Beyond what we eat, in Australia we also need to think about how climate change could impact on our role as a major agricultural producer and exporter, said Associate Professor Stephen Cattle, soil and agricultural scientist in the Sydney Institute of Agriculture.
“Australia is not immune from the bleak findings of the IPCC report. Although we are a net exporter of many agricultural goods, including wheat and beef, and can comfortably feed our own population, climate change and the concomitant issue of water availability for irrigated agriculture could lead to a gradual reshaping of Australia’s agricultural landscape, with some areas becoming less productive due to more erratic rainfall and land degradation,” he said.
“The issue of methane emissions from beef cattle production systems is also one for Australia to grapple with, as we sit seventh on the list of beef-producing countries. Beef production is also expensive from the standpoint of water usage, with the water footprint per calorie for beef being about 20 times greater than that for cereal crops such as wheat.”
Despite the IPCC report’s bleak forecast, the outlook for Australia was not all doom and gloom – thanks, in large part, to our highly-adaptive agricultural sector and world-leading research in the area.
While adapting to climate change may offer many challenges, it also offers some new opportunities, according to Professor Alex McBratney, Director of Sydney Institute of Agriculture and Professor of Digital Agriculture and Soil Science.
“Climate change demands reorganisation of where and how food is grown.
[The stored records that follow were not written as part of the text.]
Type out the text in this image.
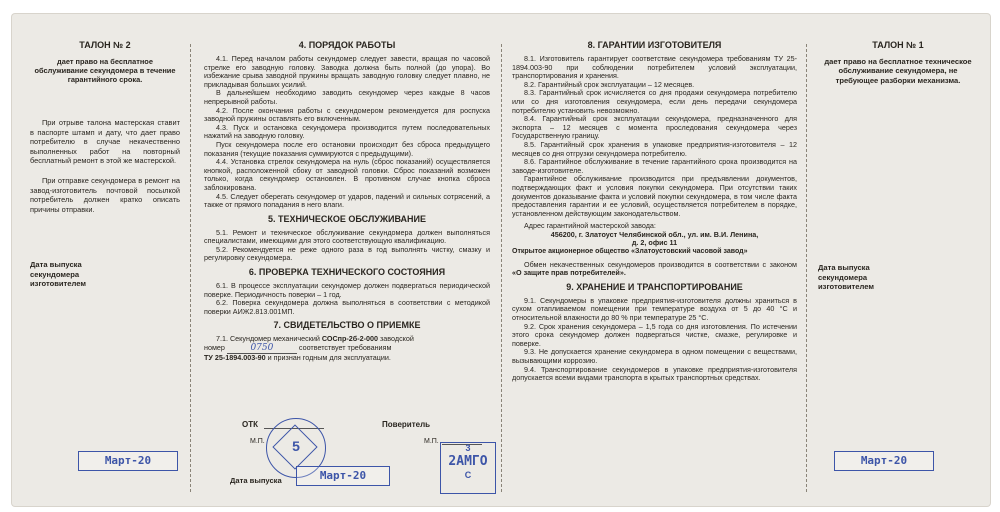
ТАЛОН № 2

дает право на бесплатное обслуживание секундомера в течение гарантийного срока.

При отрыве талона мастерская ставит в паспорте штамп и дату, что дает право потребителю в случае некачественно выполненных работ на повторный бесплатный ремонт в этой же мастерской.

При отправке секундомера в ремонт на завод-изготовитель почтовой посылкой потребитель должен кратко описать причины отправки.

Дата выпуска секундомера изготовителем

Март-20
4. ПОРЯДОК РАБОТЫ

4.1. Перед началом работы секундомер следует завести, вращая по часовой стрелке его заводную головку. Заводка должна быть полной (до упора). Во избежание срыва заводной пружины вращать заводную головку следует плавно, не прикладывая больших усилий.

В дальнейшем необходимо заводить секундомер через каждые 8 часов непрерывной работы.

4.2. После окончания работы с секундомером рекомендуется для роспуска заводной пружины оставлять его включенным.

4.3. Пуск и остановка секундомера производится путем последовательных нажатий на заводную головку.

Пуск секундомера после его остановки происходит без сброса предыдущего показания (текущие показания суммируются с предыдущими).

4.4. Установка стрелок секундомера на нуль (сброс показаний) осуществляется кнопкой, расположенной сбоку от заводной головки. Сброс показаний возможен только, когда секундомер остановлен. В противном случае кнопка сброса заблокирована.

4.5. Следует оберегать секундомер от ударов, падений и сильных сотрясений, а также от прямого попадания в него влаги.

5. ТЕХНИЧЕСКОЕ ОБСЛУЖИВАНИЕ

5.1. Ремонт и техническое обслуживание секундомера должен выполняться специалистами, имеющими для этого соответствующую квалификацию.

5.2. Рекомендуется не реже одного раза в год выполнять чистку, смазку и регулировку секундомера.

6. ПРОВЕРКА ТЕХНИЧЕСКОГО СОСТОЯНИЯ

6.1. В процессе эксплуатации секундомер должен подвергаться периодической поверке. Периодичность поверки – 1 год.

6.2. Поверка секундомера должна выполняться в соответствии с методикой поверки АИЖ2.813.001МП.

7. СВИДЕТЕЛЬСТВО О ПРИЕМКЕ

7.1. Секундомер механический СОСпр-2б-2-000 заводской

номер	0750	соответствует требованиям

ТУ 25-1894.003-90 и признан годным для эксплуатации.

ОТК
М.П.	5
Поверитель
М.П.
3
2АМГО
С
Дата выпуска	Март-20
8. ГАРАНТИИ ИЗГОТОВИТЕЛЯ

8.1. Изготовитель гарантирует соответствие секундомера требованиям ТУ 25-1894.003-90 при соблюдении потребителем условий эксплуатации, транспортирования и хранения.

8.2. Гарантийный срок эксплуатации – 12 месяцев.

8.3. Гарантийный срок исчисляется со дня продажи секундомера потребителю или со дня изготовления секундомера, если день передачи секундомера потребителю установить невозможно.

8.4. Гарантийный срок эксплуатации секундомера, предназначенного для экспорта – 12 месяцев с момента проследования секундомера через Государственную границу.

8.5. Гарантийный срок хранения в упаковке предприятия-изготовителя – 12 месяцев со дня отгрузки секундомера потребителю.

8.6. Гарантийное обслуживание в течение гарантийного срока производится на заводе-изготовителе.

Гарантийное обслуживание производится при предъявлении документов, подтверждающих факт и условия покупки секундомера. При отсутствии таких документов доказывание факта и условий покупки секундомера, в том числе факта предоставления гарантии и ее условий, осуществляется потребителем в порядке, установленном действующим законодательством.

Адрес гарантийной мастерской завода:

456200, г. Златоуст Челябинской обл., ул. им. В.И. Ленина,

д. 2, офис 11

Открытое акционерное общество «Златоустовский часовой завод»

Обмен некачественных секундомеров производится в соответствии с законом «О защите прав потребителей».

9. ХРАНЕНИЕ И ТРАНСПОРТИРОВАНИЕ

9.1. Секундомеры в упаковке предприятия-изготовителя должны храниться в сухом отапливаемом помещении при температуре воздуха от 5 до 40 °С и относительной влажности до 80 % при температуре 25 °С.

9.2. Срок хранения секундомера – 1,5 года со дня изготовления. По истечении этого срока секундомер должен подвергаться чистке, смазке, регулировке и поверке.

9.3. Не допускается хранение секундомера в одном помещении с веществами, вызывающими коррозию.

9.4. Транспортирование секундомеров в упаковке предприятия-изготовителя допускается всеми видами транспорта в крытых транспортных средствах.

ТАЛОН № 1

дает право на бесплатное техническое обслуживание секундомера, не требующее разборки механизма.

Дата выпуска секундомера изготовителем

Март-20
In Tasmania, for example, many new crops are being grown. In GRDC-funded research new crop varieties (developed by the University of Sydney) are resilient to warming temperatures and are more water-use efficient,” Professor McBratney said.
“Rational, sustainable and efficient restructuring of food production, and intelligent management of our soils will allow us to produce enough food and reduce our ‘foodprint’, which is the environmental footprint of food production. Digital reconstruction of agriculture and it supply chains is key to the future.”
If we’re to secure a healthy future for the planet, we must recognise that climate change is a global public problem that requires a democratic approach, said Dr Alana Mann, an expert in food politics from the Sydney Environment Institute, Chair of the Department of Media and Communications and Chief Investigator on the Australian Research Council-funded project FoodLab Sydney.
“In the market economy, many of the decisions about our food environments are left to profit-seeking companies and policy-makers who are out of touch with the lived experience of food insecurity. Those already marginalised will be most affected by the negative impacts of global warming on agriculture and food production,” Dr Mann said.
“Decision-makers need to heed the IPCC's warnings and make some significant, transformative changes in governance of our food systems. These changes should incorporate the different knowledges required to address the complexity of the challenges facing food producers and eaters.”